241.扉が二つなのに一部屋
ヘンリック様は間違いなく、隣の控え室を手配したらしい。不思議に思って確認している後ろで、私達は焼き菓子を味わった。呼び出された文官から説明を受けたヘンリック様は、当たり前の顔で私の隣に腰かける。
「ここ、ぼく……おとちゃま、ここ」
ぺちぺちと長椅子の座面を叩くレオンは、笑顔を振り撒く。お父様は困惑した顔で扉を眺めていた。二つある扉が気になるらしい。この部屋はやや広く、長細い。そのため廊下からの出入り口が二つあった。お父様達は向かって左側から入り、私達は右側から入ったのだ。
中で合流するのだから、本来は間を仕切って使えるのかも。何に使うために作ったのかしら。部屋の作りに首を傾げる私の膝で、レオンは焼き菓子を割ろうとしていた。
「難しそうね、お手伝いしていい?」
「うん……ここ、おかぁしゃま。こっちが、おとちゃま……そんで、ぼく」
三つに割りたいのだと訴える。三等分は難しいわね。でも等分でなければ、三つに割れるかも。レオンから受け取った焼き菓子は平べったくて、お煎餅のような形状をしていた。まず左側を小さめに割る。それから大きい方を半分にした。
「おなし?」
「少し違うけれど、大丈夫よ。一番大きい部分はヘンリック様ね。それから次に大きいのはレオンよ」
「どちて?」
疑問がいっぱいのレオンに、私なりの理由を説明する。
「レオンのお父様であるヘンリック様は、体が大きいでしょう? だから一番大きいのを食べるの」
「うん」
「次に大きいのをレオンにあげるのは、立派に成長してほしいからよ。お母様はいま、お腹がいっぱいなの」
腹部を撫でて微笑む。じっと考えて、手元のお菓子をじっくり眺めたレオンは頷いた。納得してくれたみたい。
「なるほど。説明は重要だな」
ヘンリック様は感心したような声をあげた。私が幼子に説明することを、当初は不思議がっていたわね。理解できるわけないのに、と。子供は自分なりに解釈して納得したり、理解したりする。幼いからと説明を蔑ろにしてはいけないわ。
「ええ。お部屋の理由は分かりましたか?」
今度はヘンリック様が説明なさる番ですよ。そう匂わせたら、にやりと笑って長椅子に寄りかかった。

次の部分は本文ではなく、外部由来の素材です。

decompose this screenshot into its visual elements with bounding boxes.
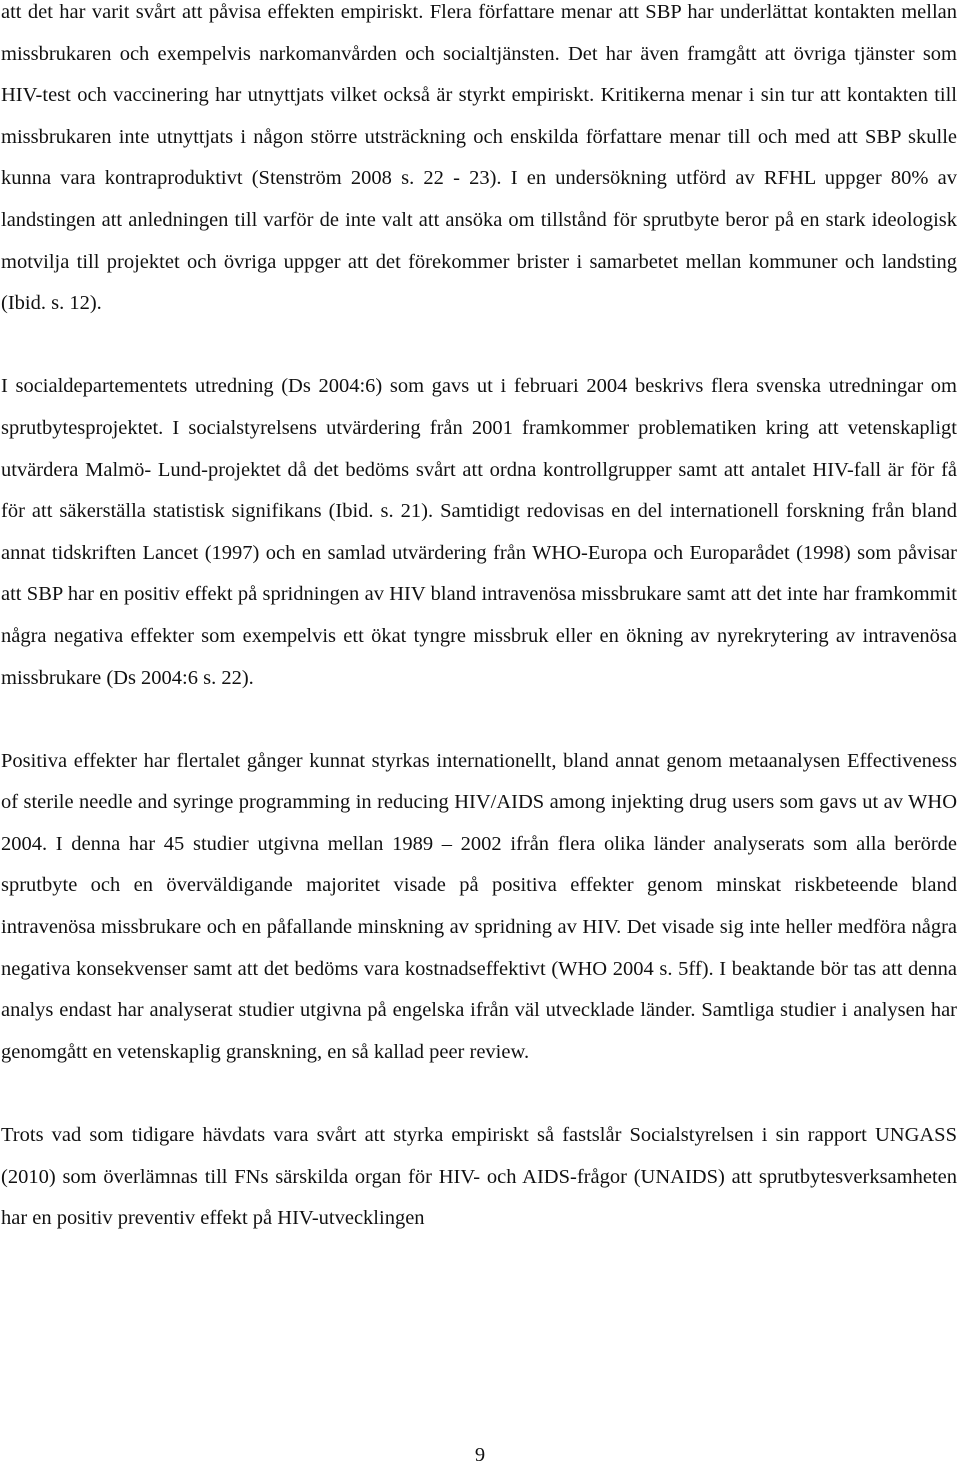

「義父上殿も驚かれただろう。使用予定の部屋で問題が生じたため、急遽別の部屋が用意された。ところが隣の部屋と指定されたため、伯爵家の控え室も移動となる。他に空いている部屋がなかったそうだ」
中間部分が少し省略されていたので、ベルントが話を付け足した。使う予定の部屋がダメになり、改めて用意した部屋がここ。シュミット伯爵家を隣にしろと指示があったので、迷った末に文官達はこの部屋を選んだ。

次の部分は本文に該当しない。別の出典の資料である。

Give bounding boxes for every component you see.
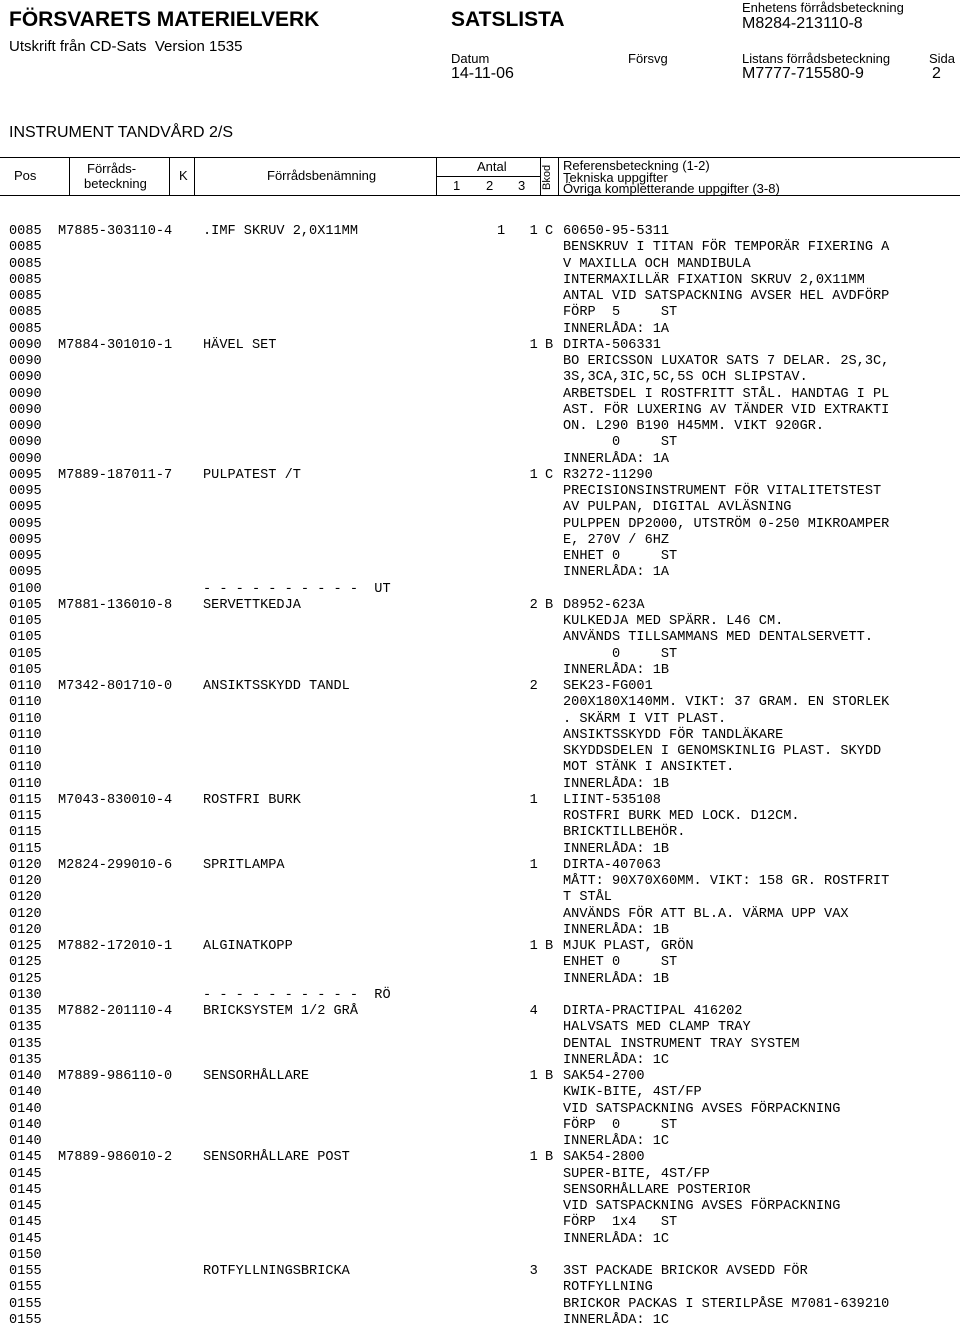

通常は間に仕切りがあり、二つの部屋に分かれている。今回は、別の部屋で使用するために仕切りが持ち出された。忙しくて現場確認しないまま、隣同士の部屋として用意してしまったらしい。途中で侍従への指示が曖昧になり、仕切りのない一部屋として提供された。
「……結果的に良かったのではないかしら」
「俺もそう思ったが、一応、注意はしておいた」
今回は良い方向へ働いたけれど、もし別の貴族家だったら喧嘩になった可能性もあるわけだし。注意は必要よね。